NÓS PAGAMOS O QUE ELES GASTAM

O governo anunciou ontem mais um pacote que o povo já previa e temia. Na tentativa de ajustar a economia e equilibrar as contas públicas, o Planalto deu sinais de que pretende economizar R$ 26 bilhões nas despesas previstas para o Orçamento do próximo ano, que tem um  déficit estimulado de R$ 30,5 bilhões.

O problema é que parte dessa arrecadação deve sair das costas dos brasileiros e não do próprio governo, o verdadeiro responsável pelo rombo no Orçamento. Como se não bastasse toda a carga tributária que sufoca a economia brasileira, onerando o custo de produtos e serviços no país, a Presidente quer trazer de volta a CPMF, o famigerado imposto do cheque, que incide sobre as movimentações financeiras.
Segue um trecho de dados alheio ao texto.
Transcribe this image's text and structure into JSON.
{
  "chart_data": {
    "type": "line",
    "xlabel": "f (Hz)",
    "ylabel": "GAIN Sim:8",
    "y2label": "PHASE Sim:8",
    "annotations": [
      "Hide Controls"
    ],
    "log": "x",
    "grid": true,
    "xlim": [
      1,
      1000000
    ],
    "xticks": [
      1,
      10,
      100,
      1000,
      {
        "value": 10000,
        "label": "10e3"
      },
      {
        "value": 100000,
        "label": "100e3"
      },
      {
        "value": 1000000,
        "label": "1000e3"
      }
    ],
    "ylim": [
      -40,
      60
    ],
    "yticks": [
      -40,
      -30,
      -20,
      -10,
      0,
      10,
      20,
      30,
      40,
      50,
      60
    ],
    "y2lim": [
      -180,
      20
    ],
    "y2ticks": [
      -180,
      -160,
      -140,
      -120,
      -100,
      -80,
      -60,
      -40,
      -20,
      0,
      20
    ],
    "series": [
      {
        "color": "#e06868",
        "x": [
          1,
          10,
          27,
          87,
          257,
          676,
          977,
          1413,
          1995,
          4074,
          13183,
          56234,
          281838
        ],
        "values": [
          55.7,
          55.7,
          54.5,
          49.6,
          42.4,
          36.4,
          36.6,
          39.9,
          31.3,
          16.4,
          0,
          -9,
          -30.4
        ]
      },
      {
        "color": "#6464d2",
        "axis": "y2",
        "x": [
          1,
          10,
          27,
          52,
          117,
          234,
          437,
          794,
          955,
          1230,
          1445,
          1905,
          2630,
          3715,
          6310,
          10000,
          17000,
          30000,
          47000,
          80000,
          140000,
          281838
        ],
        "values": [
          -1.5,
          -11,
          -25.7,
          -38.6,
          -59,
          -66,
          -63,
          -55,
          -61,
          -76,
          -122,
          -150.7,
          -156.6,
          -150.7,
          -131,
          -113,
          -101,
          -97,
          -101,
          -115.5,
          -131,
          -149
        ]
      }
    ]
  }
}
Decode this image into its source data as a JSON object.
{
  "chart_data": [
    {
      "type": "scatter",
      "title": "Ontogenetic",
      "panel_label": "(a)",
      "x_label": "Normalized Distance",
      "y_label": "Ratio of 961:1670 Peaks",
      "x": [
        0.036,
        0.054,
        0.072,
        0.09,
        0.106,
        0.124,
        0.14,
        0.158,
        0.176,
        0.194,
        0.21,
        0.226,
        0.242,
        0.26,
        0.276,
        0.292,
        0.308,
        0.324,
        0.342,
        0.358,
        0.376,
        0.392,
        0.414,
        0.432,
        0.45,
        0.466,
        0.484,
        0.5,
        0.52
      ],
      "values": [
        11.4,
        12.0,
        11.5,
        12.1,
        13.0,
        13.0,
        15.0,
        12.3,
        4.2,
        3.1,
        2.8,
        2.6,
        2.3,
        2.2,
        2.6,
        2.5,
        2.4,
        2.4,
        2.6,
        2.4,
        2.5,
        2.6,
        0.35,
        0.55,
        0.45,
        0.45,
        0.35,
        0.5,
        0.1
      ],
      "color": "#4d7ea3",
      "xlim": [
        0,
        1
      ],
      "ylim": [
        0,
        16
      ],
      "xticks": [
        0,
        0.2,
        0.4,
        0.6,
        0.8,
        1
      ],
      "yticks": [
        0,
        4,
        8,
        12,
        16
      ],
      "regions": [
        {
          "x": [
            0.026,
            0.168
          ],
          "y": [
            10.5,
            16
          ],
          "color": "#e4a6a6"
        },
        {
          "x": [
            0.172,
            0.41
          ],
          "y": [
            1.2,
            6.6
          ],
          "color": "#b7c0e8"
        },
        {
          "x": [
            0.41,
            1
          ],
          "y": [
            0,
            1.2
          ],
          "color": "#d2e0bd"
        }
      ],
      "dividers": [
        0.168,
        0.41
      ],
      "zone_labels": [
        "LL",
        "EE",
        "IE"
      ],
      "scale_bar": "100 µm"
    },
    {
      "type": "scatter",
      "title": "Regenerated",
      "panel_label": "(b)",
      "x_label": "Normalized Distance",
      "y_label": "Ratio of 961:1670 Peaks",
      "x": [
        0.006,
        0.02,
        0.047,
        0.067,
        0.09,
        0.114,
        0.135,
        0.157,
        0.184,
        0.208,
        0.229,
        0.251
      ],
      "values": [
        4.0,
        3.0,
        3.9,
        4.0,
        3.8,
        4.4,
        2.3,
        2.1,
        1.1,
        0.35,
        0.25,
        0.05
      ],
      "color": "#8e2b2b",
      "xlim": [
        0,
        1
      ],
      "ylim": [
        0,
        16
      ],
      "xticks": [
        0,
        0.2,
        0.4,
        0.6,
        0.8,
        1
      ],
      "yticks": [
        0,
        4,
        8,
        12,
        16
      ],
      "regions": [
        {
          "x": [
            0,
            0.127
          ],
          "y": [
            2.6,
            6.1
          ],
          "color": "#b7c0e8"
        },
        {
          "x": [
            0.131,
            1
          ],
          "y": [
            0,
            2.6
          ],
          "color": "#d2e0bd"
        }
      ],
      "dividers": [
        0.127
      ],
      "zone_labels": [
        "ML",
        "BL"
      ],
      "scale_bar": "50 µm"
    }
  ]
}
Esse imposto é repassado em cascata até chegar ao preço final do produto consumido pelos brasileiros.  Acontece que o cidadão não quer pagar além do que já paga. Empresários e parlamentares de oposição, incluindo o Presidente da Câmara, Eduardo Cunha, se anteciparam em dizer que a volta da CPMF é inviável.

A Presidente tenta obter o apoio dos poucos aliados que ainda lhe restam, na esperança de que o pacote, que traz junto outras medidas, seja aprovado no Congresso. Não será uma tarefa fácil, em razão do desgaste político sofrido pelo governo. Embora o Ministro da Fazenda, Joaquim Levy, tenha dito que o imposto será temporário e não deverá durar mais do que quatro anos, os contribuintes reagiram com descrédito.

Além  do retorno da CPMF, as outras medidas prevêm também o adiamento do reajuste dos salários dos servidores públicos da União,  de janeiro para agosto do ano que vem; a extinção do abono de permanência, pago aos servidores que já podem se aposentar, mas optam por permanecer na ativa; a destinação do FGTS para cobrir as despesas com a faixa 1 do programa Minha Casa, Minha Vida; a utilização de parte das emendas parlamentares para cobrir despesas obrigatórias com saúde; taxação de ganhos com a alienação de bens e o redirecionamento de 30% do que é recolhido para o Sistema S para a Previdência.

Muito timidamente, como que apenas para dar satisfação à torcida, a Presidente falou em redução de cargos comissionados e despesas com passagens e diárias, mas não quantificou a meta, nem se propôs a dobrá-la. Não especificou quantos e quais ministérios serão extintos, nem quantos cargos comissionados deverão desaparecer. Nada de cortes em mordomias e no aparato que envolve autoridades de Brasília. Aliás, a crise parece não ter chegado ainda à capital do país. Tanto assim, que os 81 veículos dos senadores serão substituídos por outros , novinhos em folha, porque os atuais já são considerados “velhos”,  com dois anos de uso.

Resumo da ópera: eles gastam, nós pagamos a conta.